À quelques kilomètres de Paris, un morceau d’asphalte cache une promesse audacieuse : celle de recharger les véhicules électriques pendant qu'ils roulent. Ce n'est plus de la science-fiction, mais une expérimentation bien réelle menée sur l'autoroute A10 par Vinci Autoroutes et ses partenaires. Sur une portion de 1,5 kilomètre à Angervilliers, dans l'Essonne, la route devient littéralement une source d'énergie, ouvrant la voie à une mobilité plus fluide et durable.
Comment fonctionne concrètement cette route électrique ?
Le principe, bien que complexe dans sa mise en œuvre, est assez simple à comprendre. Sous la chaussée, invisibles aux yeux des conducteurs, 900 bobines de cuivre ont été installées. Alimentées par le réseau électrique, elles génèrent un champ électromagnétique. Les véhicules compatibles, équipés de plaques réceptrices spécifiques sous leur châssis, captent cette énergie sans aucun contact physique, transformant ainsi le trajet en une session de recharge continue.
Les premiers tests sont plus qu'encourageants. Les laboratoires de l’Université Gustave Eiffel ont mesuré une puissance transmise de 200 kW en moyenne, avec des pointes possibles à 300 kW. Pour un poids lourd, cela se traduit par un gain d'environ un kilomètre d'autonomie pour chaque kilomètre parcouru, et jusqu'à trois pour une voiture légère. Quatre prototypes, incluant un camion, un bus, un utilitaire et une voiture, circulent déjà sur ce tronçon pour valider la technologie en conditions réelles.
Crédits : Vinci
Quels sont les véritables avantages de cette technologie ?
Au-delà de la fin de l'angoisse de la panne, l'impact de cette innovation pourrait être majeur. En effet, la recharge par induction dynamique permettrait de réduire drastiquement la taille des batteries embarquées dans les véhicules. Des accumulateurs plus petits signifient des voitures plus légères, moins chères à produire et avec une empreinte carbone de fabrication bien plus faible.
Le véritable enjeu dépasse la simple commodité. Il s'agit d'une avancée stratégique pour réduire la dépendance aux matières premières critiques nécessaires à la confection des batteries, comme le lithium ou le cobalt. En rendant la voiture électrique plus accessible et moins gourmande en ressources, cette technologie s'attaque directement au cœur du problème de la mobilité durable.
Crédits : Vinci
Est-ce la seule solution envisagée pour l'avenir ?

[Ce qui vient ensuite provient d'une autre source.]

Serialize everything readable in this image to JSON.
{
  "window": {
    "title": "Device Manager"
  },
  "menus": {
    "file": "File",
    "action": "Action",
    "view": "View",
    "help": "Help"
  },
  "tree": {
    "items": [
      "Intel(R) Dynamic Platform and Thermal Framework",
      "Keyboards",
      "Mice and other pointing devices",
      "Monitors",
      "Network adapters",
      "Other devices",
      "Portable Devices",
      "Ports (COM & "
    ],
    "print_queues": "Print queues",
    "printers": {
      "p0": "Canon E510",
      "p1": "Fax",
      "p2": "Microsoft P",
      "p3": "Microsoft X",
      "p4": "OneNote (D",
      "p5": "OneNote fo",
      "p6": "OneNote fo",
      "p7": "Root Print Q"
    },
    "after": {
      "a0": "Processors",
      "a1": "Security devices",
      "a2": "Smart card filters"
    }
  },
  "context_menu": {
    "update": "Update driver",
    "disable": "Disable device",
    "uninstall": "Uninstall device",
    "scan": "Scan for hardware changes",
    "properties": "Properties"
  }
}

Car l'objectif final partagé par toutes ces initiatives est bien la décarbonation du transport routier, qui représente encore près d'un tiers des émissions de gaz à effet de serre en France. L'induction dynamique testée sur l'A10 est l'une des trois grandes familles de "routes électriques", ou Electric Road Systems (ERS), actuellement à l'étude en Europe.
D'autres pistes sont explorées, comme la conduction par caténaire, similaire aux trolleybus et populaire en Allemagne pour les poids lourds. Une autre alternative est la conduction par le sol via un rail, comme le projet eRoadMontBlanc mené dans l'Ain, qui s'inspire d'une technologie déjà utilisée pour le tramway de Bordeaux. Chacune de ces solutions présente des avantages et des défis, mais toutes convergent vers un même but : inventer la route de demain, une route qui ne se contente plus de nous porter, mais qui nous alimente en énergie.